Ab 22 Zoll und Preislich kann ich nicht mehr als 200 Euro ausgeben.

Gruß


----------



## Ryle (20. April 2012)

> Ich habe gehört das man Full HD nicht nutzen kann wenn man mit der 120 hz Technologie spielt ?


Wenn man den Monitor per HDMI anschließt ist es nicht möglich, da die Bandbreite von HDMI zu gering ist für 120Hz bei 1920x1080. Per DualLink DVI oder Display Port ist es natürlich möglich mit 120Hz zu spielen, sonst wären 120Hz Monitore ziemlich sinnfrei 

Leider gibt es aber unterhalb von 200€ keine 120Hz Monitore, somit würde ich auch hier wieder den ASUS VS248H empfehlen.

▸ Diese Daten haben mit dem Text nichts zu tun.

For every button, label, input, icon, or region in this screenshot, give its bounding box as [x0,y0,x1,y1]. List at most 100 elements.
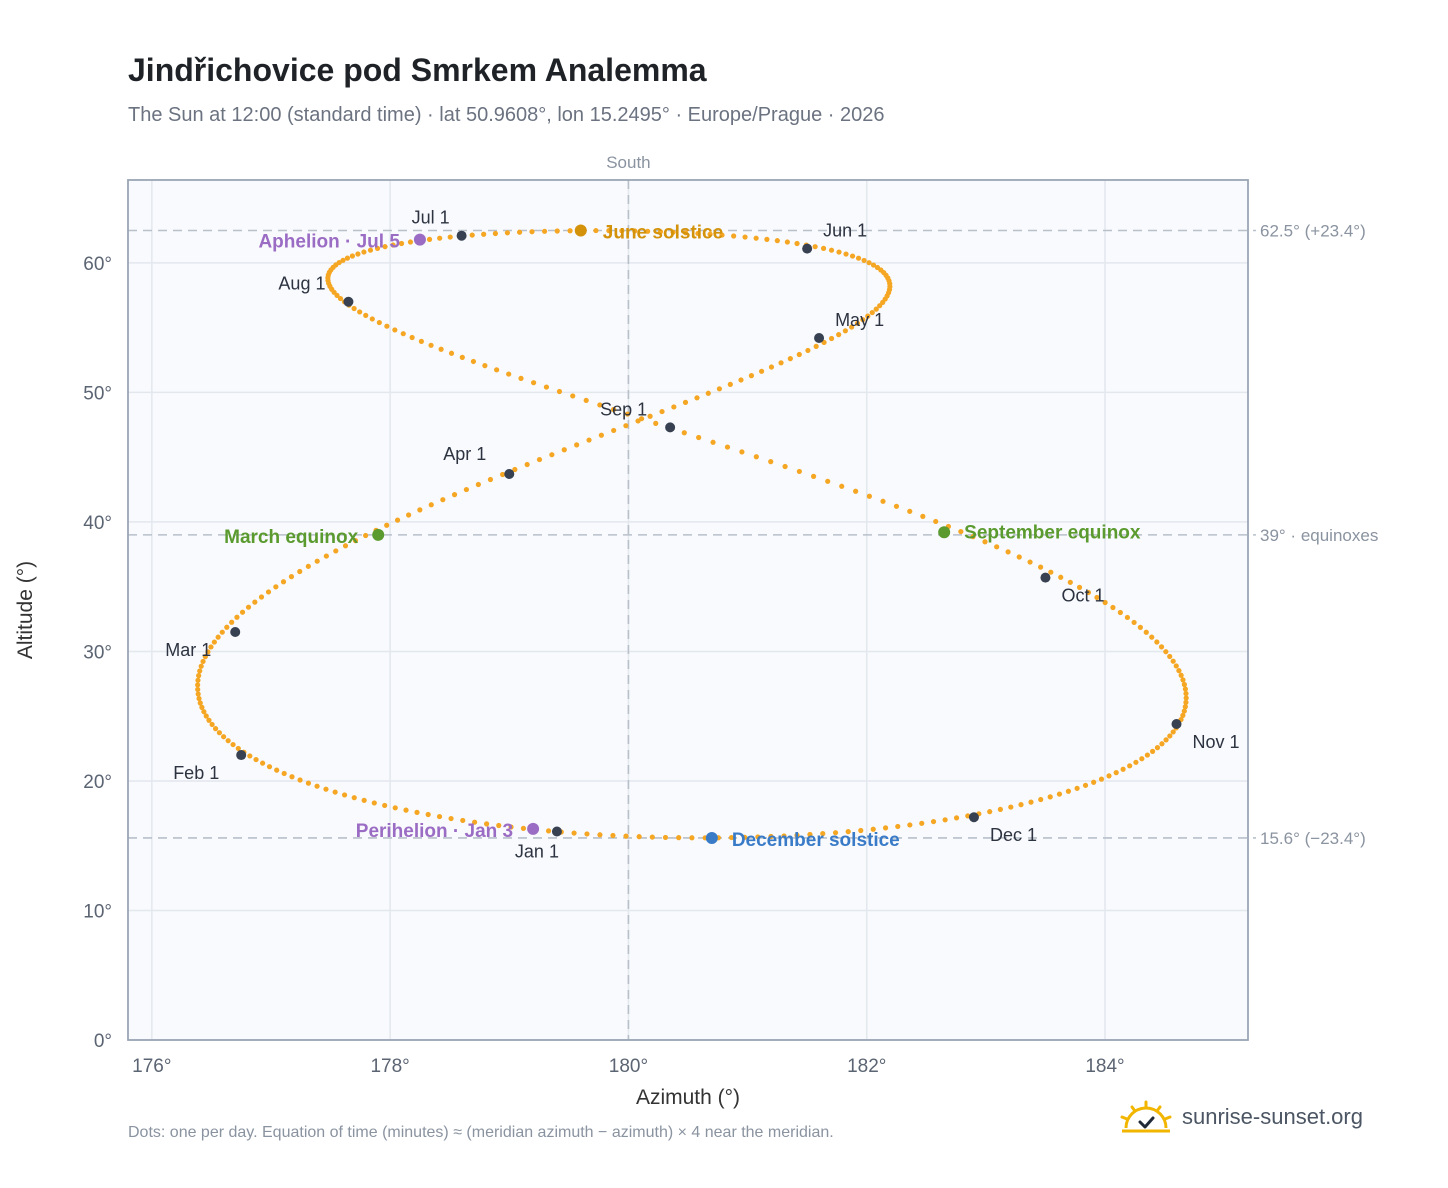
analemma-day-dot [529,229,535,235]
analemma-day-dot [849,324,855,330]
analemma-day-dot [1144,752,1150,758]
analemma-day-dot [481,231,487,237]
analemma-day-dot [828,247,835,253]
month-label: May 1 [835,310,884,330]
analemma-day-dot [425,811,431,818]
analemma-day-dot [782,463,788,470]
reference-line-label: 39° · equinoxes [1260,526,1378,545]
analemma-day-dot [1124,614,1131,621]
footnote: Dots: one per day. Equation of time (min… [128,1124,834,1141]
analemma-day-dot [384,522,390,528]
month-label: Jun 1 [823,221,867,241]
analemma-day-dot [417,507,423,513]
analemma-day-dot [567,228,573,234]
analemma-day-dot [758,368,765,374]
analemma-day-dot [224,624,230,630]
reference-line-label: 15.6° (−23.4°) [1260,829,1366,848]
analemma-day-dot [768,459,774,465]
analemma-day-dot [853,488,859,494]
analemma-day-dot [683,230,689,236]
analemma-day-dot [778,360,784,366]
analemma-day-dot [1163,737,1169,743]
analemma-day-dot [426,236,433,242]
analemma-day-dot [504,230,510,236]
analemma-day-dot [739,449,745,455]
analemma-day-dot [196,673,202,679]
analemma-day-dot [1038,564,1044,570]
month-marker [665,422,676,433]
event-label: September equinox [964,522,1141,543]
month-label: Feb 1 [173,763,219,783]
analemma-day-dot [492,230,499,237]
analemma-day-dot [198,663,204,669]
brand[interactable]: sunrise-sunset.org [1120,1100,1363,1134]
month-marker [1040,572,1051,583]
analemma-day-dot [436,813,443,820]
analemma-day-dot [794,832,800,838]
analemma-day-dot [438,346,444,352]
analemma-day-dot [484,821,490,827]
analemma-day-dot [1016,554,1022,560]
analemma-day-dot [1110,604,1116,611]
analemma-day-dot [1150,748,1156,754]
chart-title: Jindřichovice pod Smrkem Analemma [128,52,707,88]
month-marker [236,750,247,761]
analemma-day-dot [265,589,272,595]
analemma-day-dot [584,831,590,837]
analemma-day-dot [1181,708,1187,714]
analemma-day-dot [1027,559,1033,565]
analemma-day-dot [447,234,453,240]
analemma-day-dot [260,760,266,766]
analemma-day-dot [376,319,382,326]
analemma-day-dot [696,434,702,441]
analemma-day-dot [982,539,988,545]
analemma-day-dot [349,253,356,259]
analemma-day-dot [1131,619,1137,626]
analemma-day-dot [469,232,475,238]
month-marker [456,230,467,241]
analemma-day-dot [199,704,205,710]
analemma-day-dot [530,380,537,386]
analemma-day-dot [748,373,755,379]
analemma-day-dot [361,797,367,803]
analemma-day-dot [870,262,877,268]
analemma-day-dot [860,317,866,323]
event-marker [372,528,385,541]
analemma-day-dot [500,471,506,478]
analemma-day-dot [855,255,862,261]
analemma-day-dot [1149,634,1155,640]
analemma-day-dot [842,328,848,334]
analemma-day-dot [235,745,241,752]
analemma-day-dot [390,242,396,248]
analemma-day-dot [344,255,351,261]
analemma-day-dot [216,730,223,736]
plot-background [128,180,1248,1040]
analemma-day-dot [880,498,886,504]
analemma-day-dot [323,553,329,559]
analemma-day-dot [907,508,913,514]
analemma-day-dot [1106,773,1112,779]
analemma-day-dot [828,335,835,342]
analemma-day-dot [869,309,875,316]
analemma-day-dot [753,235,759,241]
analemma-day-dot [351,795,357,801]
analemma-day-dot [820,831,826,837]
analemma-day-dot [247,753,253,759]
analemma-day-dot [541,228,548,234]
analemma-day-dot [221,734,227,740]
analemma-day-dot [289,774,295,780]
analemma-day-dot [647,413,653,419]
month-marker [504,469,515,480]
analemma-day-dot [671,404,677,410]
analemma-day-dot [681,430,687,436]
month-marker [230,627,241,638]
month-label: Sep 1 [600,399,647,419]
analemma-day-dot [518,375,524,381]
analemma-day-dot [212,726,219,732]
analemma-day-dot [428,342,434,348]
analemma-day-dot [570,393,576,399]
analemma-day-dot [843,251,849,257]
analemma-day-dot [598,432,604,438]
analemma-day-dot [196,695,202,702]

Den ersten 120Hz Monitor den man empfehlen kann gibt es ab ~225€, das wäre der Samsung S23A700D. Einziges Manko: Er hat ein Glare Display, welches ihn zwar ein klares wirklich gutes Bild zaubern lässt, dafür spiegelt er aber.


----------



## mAwA88 (20. April 2012)

ok danke. Was ist denn aber die bessere wahl ? 'Bzw zaubert HDMI oder 120hz das bessere Bild ? Ist HDMI klarer 120 hz aber dafür z-b bei Fifa ohne schlieren ? 

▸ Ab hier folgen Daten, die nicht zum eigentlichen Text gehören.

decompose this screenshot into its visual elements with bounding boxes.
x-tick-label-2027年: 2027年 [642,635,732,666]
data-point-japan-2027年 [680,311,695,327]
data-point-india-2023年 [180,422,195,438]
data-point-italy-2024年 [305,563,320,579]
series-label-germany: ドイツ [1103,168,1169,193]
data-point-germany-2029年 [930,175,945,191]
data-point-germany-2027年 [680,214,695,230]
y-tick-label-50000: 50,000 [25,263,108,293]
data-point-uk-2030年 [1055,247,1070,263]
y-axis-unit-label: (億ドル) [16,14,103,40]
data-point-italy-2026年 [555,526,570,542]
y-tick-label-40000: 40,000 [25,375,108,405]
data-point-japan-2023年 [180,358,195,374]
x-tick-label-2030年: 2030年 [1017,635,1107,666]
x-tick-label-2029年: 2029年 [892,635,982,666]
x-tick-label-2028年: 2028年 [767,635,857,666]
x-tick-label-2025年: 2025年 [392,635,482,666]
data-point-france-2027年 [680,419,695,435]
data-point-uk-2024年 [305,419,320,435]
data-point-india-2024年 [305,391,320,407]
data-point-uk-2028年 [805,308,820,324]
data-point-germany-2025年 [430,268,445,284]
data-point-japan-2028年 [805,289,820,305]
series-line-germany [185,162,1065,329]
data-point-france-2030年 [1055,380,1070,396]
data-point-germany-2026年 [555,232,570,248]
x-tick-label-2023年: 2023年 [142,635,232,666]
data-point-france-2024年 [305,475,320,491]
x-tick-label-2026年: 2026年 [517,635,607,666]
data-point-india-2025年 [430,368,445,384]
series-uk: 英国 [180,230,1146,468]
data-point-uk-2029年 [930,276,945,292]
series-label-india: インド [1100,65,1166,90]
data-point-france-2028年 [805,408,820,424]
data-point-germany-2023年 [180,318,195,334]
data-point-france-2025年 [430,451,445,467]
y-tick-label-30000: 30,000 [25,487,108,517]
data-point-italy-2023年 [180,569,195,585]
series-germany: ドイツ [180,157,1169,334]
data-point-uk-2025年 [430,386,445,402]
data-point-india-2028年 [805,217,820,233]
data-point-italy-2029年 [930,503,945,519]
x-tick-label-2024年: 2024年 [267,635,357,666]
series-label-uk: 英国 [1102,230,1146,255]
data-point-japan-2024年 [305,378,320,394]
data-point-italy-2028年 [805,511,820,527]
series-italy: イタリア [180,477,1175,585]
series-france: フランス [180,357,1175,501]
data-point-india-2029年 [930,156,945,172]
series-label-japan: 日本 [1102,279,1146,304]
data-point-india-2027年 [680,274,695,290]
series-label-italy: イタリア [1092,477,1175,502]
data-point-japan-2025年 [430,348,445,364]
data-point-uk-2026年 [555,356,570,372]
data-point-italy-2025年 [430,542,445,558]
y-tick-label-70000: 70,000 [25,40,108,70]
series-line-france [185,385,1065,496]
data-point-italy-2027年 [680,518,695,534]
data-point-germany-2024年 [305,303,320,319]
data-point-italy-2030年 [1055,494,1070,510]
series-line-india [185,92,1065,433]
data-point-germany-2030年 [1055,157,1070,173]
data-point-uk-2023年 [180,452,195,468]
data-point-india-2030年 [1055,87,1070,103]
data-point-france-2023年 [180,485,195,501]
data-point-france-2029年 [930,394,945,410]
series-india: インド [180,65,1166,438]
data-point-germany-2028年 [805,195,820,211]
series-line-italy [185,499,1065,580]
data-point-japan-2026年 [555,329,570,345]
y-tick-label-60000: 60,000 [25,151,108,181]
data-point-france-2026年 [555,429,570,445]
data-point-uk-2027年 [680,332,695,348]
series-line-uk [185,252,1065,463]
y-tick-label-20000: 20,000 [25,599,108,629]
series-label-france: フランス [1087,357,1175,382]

Kenne das nur vom TV Gerät das Geräte ohne 100 hz z.b bei einer Fussball übertragung einen weißen schleier hinter dem Ball her ziehen wenn er in der Luft ist....


----------



## Ryle (20. April 2012)

Oje nun muss ich wieder den Erklärbär spielen 



> zaubert HDMI oder 120hz das bessere Bild ?



HDMI hat mit der Bildqualität nichts am Hut. DVI, HDMI und Display Port ist digital und damit die Bildqualität überall die selbe. Unterschiede liegen in der Bandbreite und somit möglichen Auflösungen bzw. Wiederholfrequenzen. 

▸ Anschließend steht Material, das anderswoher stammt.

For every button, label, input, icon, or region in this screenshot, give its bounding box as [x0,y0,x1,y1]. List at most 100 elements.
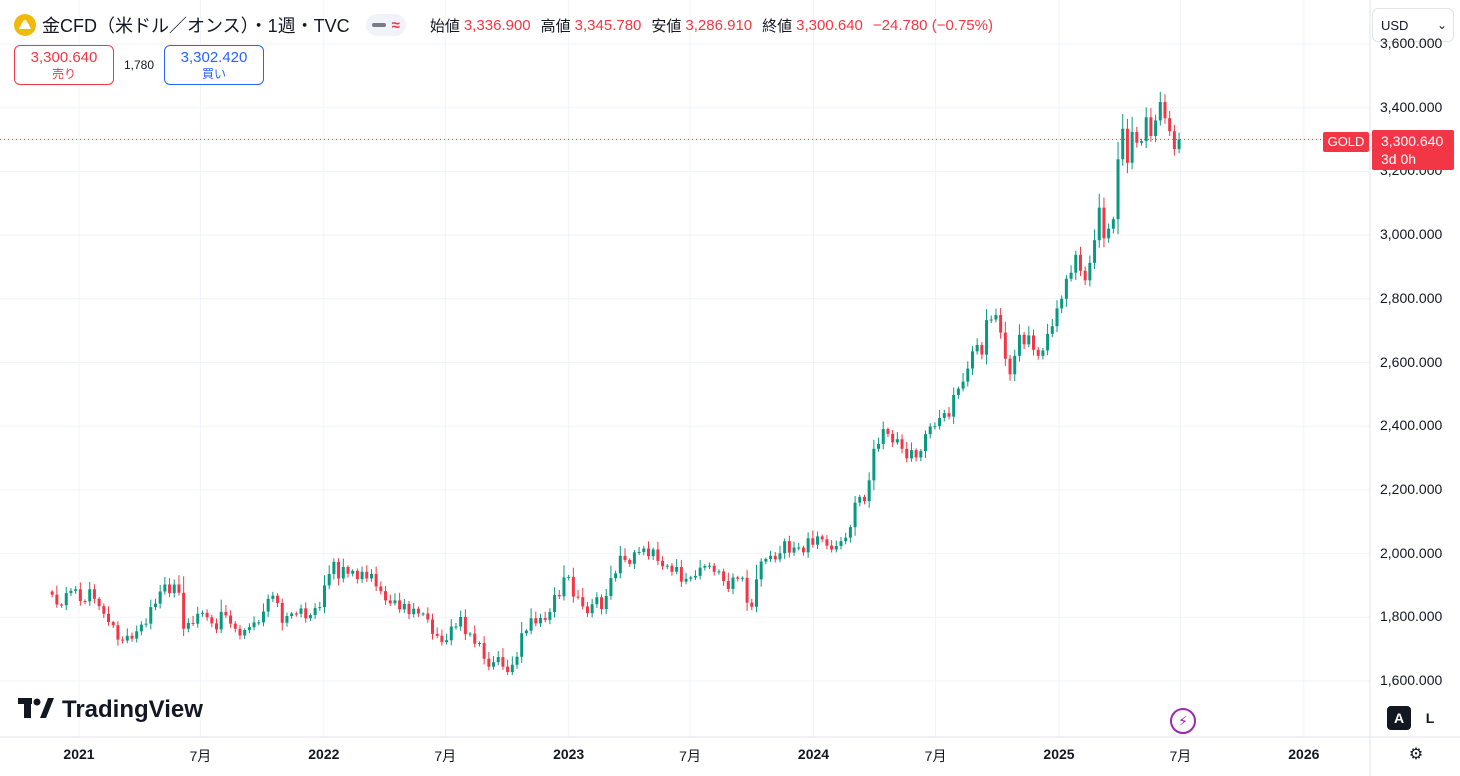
candle [304,602,308,623]
candle-body [327,573,331,586]
candles [50,91,1181,676]
candle-body [64,593,68,606]
candle-body [1046,333,1050,351]
candle [463,609,467,641]
candle [646,541,650,560]
candle-body [111,622,115,626]
candle [1027,326,1031,348]
candle-body [355,570,359,580]
candle [806,532,810,558]
candle-body [215,623,219,630]
candle-body [412,608,416,615]
candle [177,575,181,596]
candle [125,628,129,644]
candle-body [961,381,965,389]
candle-body [858,496,862,503]
candle [130,632,134,642]
candle [867,472,871,508]
candle-body [999,315,1003,333]
candle-body [398,600,402,610]
candle-body [712,565,716,572]
candle [168,578,172,598]
candle-body [928,426,932,435]
candle [1069,265,1073,282]
candle-body [656,549,660,561]
candle [407,600,411,620]
candle-body [914,450,918,458]
candle [1140,138,1144,146]
candle-body [975,344,979,352]
log-scale-button[interactable]: L [1425,710,1435,726]
lightning-icon[interactable]: ⚡ [1170,708,1196,734]
candle [1158,91,1162,126]
candle [1111,216,1115,234]
candle-body [881,429,885,445]
candle-body [553,595,557,612]
candle [1149,108,1153,142]
candle [985,309,989,365]
settings-gear-icon[interactable]: ⚙ [1408,746,1424,763]
candle-body [407,603,411,615]
candle [459,610,463,631]
tradingview-logo[interactable]: TradingView [18,696,203,724]
candle [862,494,866,505]
candle [430,613,434,640]
gold-symbol-icon[interactable] [14,14,36,36]
candle-body [867,480,871,502]
candle-body [877,444,881,449]
symbol-title[interactable]: 金CFD（米ドル／オンス）・1週・TVC [42,16,350,36]
time-tick-label: 7月 [679,748,701,764]
candle [1078,246,1082,277]
currency-select[interactable]: USD ⌄ [1372,8,1454,42]
candle [966,361,970,387]
legend-toggle-pill[interactable]: ≈ [365,14,406,36]
candle-body [1008,358,1012,375]
open-value: 3,336.900 [463,16,531,34]
candle [773,551,777,563]
candle-body [426,613,430,620]
candle [581,587,585,610]
candle-body [233,623,237,629]
sell-button[interactable]: 3,300.640 売り [14,45,114,85]
candle-body [252,622,256,628]
candle-body [1102,207,1106,239]
candle-body [966,368,970,382]
candle [64,586,68,611]
candle-body [388,600,392,604]
candle-body [1041,350,1045,356]
candle-body [567,576,571,578]
candle [1154,114,1158,143]
candle [999,308,1003,339]
candle [196,606,200,628]
candle [778,545,782,563]
candle-body [168,584,172,594]
buy-button[interactable]: 3,302.420 買い [164,45,264,85]
candle-body [1168,118,1172,132]
candle [445,633,449,645]
candle-body [905,448,909,459]
candle-body [708,565,712,567]
candle [933,422,937,430]
candle-body [379,586,383,592]
candle [477,641,481,647]
candle-body [661,560,665,567]
candle [308,613,312,622]
candle [853,495,857,536]
candle [614,570,618,582]
candle [632,549,636,570]
candle-body [97,598,101,607]
candle [980,342,984,360]
candle-body [492,662,496,667]
candle [346,565,350,578]
candle-body [1121,128,1125,160]
candle-body [642,548,646,553]
candle-body [276,595,280,603]
wave-icon[interactable]: ≈ [391,16,400,34]
candle-body [374,573,378,587]
candle-body [341,566,345,579]
candle-body [473,633,477,644]
auto-scale-button[interactable]: A [1387,706,1411,730]
candle [722,568,726,586]
hide-legend-icon[interactable] [371,23,386,27]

> Kenne das nur vom TV Gerät das Geräte ohne 100 hz z.b bei einer Fussball übertragung einen weißen schleier hinter dem Ball her ziehen wenn er in der Luft ist....


Die 100Hz eines Fernsehers haben mit den 120Hz eines Monitors auch nichts zu tun. Bei einem Fernseher liegen auch nur 50 bzw. 60Hz an nur wandelt er das Bild intern in der Fernsehelektronik um und versucht so das Bild nachzubessern um eben Ruckeln, Schlieren usw. zu verbessern. Eben wie in deinem Beispiel der Ball in einer Fussballübertragung. Würde man nun diese Option abstellen, was bei vielen Fernsehern möglich ist, würde der Ball wieder aussehen wie auf jedem anderen Gerät mit einem solchen Panel.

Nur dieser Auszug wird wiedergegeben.